Newly formed connective tissue tends to shrink. It strains the retina while doing so and may lead to retinal detachment. Neovascularization occurs in the iris and chamber angle (Rubeosis iridis). Here, the chamber water is prevented from flowing outside and glaucoma (secondary glaucoma) may develop. Diabetes mellitus is the most common cause of blindness in industrialized countries. An individual with diabetes carries a 25-fold higher risk of blindness compared to a healthy individual. If the macula is not affected by vessel damages and their outcomes, little to no symptoms are observed. If blood or water fills the macula, visual acuity decreases suddenly most of the time. Bleeding in the transluscent fluid leads to a darkening in the whole visual area. In the first stages of retinal detachment, there is only a minor visual ability and a risk of blindness. Retinal changes do not lead to pain. If there is secondary glaucoma, which mostly occurs together with increased intraocular pressure, pain may be felt.

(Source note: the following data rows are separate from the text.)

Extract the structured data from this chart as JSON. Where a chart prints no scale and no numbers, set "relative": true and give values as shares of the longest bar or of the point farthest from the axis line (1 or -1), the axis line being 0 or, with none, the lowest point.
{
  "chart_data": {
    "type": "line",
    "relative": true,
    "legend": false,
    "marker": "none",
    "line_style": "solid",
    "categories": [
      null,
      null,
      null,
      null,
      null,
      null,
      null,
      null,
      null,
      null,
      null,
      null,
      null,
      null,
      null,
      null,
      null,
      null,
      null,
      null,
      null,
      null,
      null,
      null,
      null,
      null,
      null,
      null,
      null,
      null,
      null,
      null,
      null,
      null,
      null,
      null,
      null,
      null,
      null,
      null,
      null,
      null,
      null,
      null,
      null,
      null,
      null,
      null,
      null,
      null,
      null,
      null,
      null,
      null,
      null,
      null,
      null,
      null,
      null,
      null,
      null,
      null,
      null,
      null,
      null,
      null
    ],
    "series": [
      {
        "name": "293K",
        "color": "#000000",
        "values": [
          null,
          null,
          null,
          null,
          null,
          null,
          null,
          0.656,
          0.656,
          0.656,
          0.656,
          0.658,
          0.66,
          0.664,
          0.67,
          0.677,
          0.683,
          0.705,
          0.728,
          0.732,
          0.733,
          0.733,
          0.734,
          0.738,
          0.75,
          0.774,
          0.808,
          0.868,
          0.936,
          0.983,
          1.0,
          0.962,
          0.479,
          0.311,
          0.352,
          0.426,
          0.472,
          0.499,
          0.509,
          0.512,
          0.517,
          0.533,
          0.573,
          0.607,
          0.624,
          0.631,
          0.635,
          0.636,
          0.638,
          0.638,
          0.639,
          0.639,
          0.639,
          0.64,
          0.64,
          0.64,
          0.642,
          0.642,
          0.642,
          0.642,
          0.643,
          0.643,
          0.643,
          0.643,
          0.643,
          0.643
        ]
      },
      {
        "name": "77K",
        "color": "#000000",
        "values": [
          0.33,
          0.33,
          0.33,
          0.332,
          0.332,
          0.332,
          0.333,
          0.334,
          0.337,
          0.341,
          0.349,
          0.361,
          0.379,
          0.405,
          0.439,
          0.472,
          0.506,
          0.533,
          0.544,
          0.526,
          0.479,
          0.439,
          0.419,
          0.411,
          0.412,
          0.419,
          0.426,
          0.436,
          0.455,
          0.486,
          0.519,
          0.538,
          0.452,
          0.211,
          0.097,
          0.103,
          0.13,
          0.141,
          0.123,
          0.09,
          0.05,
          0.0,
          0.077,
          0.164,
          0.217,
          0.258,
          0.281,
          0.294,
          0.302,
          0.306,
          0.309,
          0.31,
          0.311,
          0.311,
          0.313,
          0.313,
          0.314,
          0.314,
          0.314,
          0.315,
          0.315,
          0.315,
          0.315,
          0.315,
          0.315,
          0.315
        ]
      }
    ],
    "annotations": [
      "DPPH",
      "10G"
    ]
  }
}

The retina should be regularly examined in individuals with diabetes in order to detect presence of micro aneurisms, vessel damages, bleedings and neovascularization. For this examination, the opthalmologist uses an opthalmoscope, a microscope with a special lens or contact glass. In addition, dye substance test is applied to better evaluate the vessels according to the findings. Each diabetic patient should be examined by an opthalmologist for at least once a year. If diabetic changes are observed in the eye, examinations should be performed with shorter intervals (1/2 year, ¼ year or with shorter intervals).
The condition in all opthalmological therapies is good regulation of the blood glucose. The most important treatment in diabetic retinal changes is laser coagulation performed in the retina (laser therapy).
In this way, neovascularization with its complications can be prevented normally. In advanced conditions, sometimes corpus vitreum-retina operation (Vitrectomy) may be necessary. Here, bleedings in the corpus vitreum are stopped and newly formed vessels and connective tissues are removed.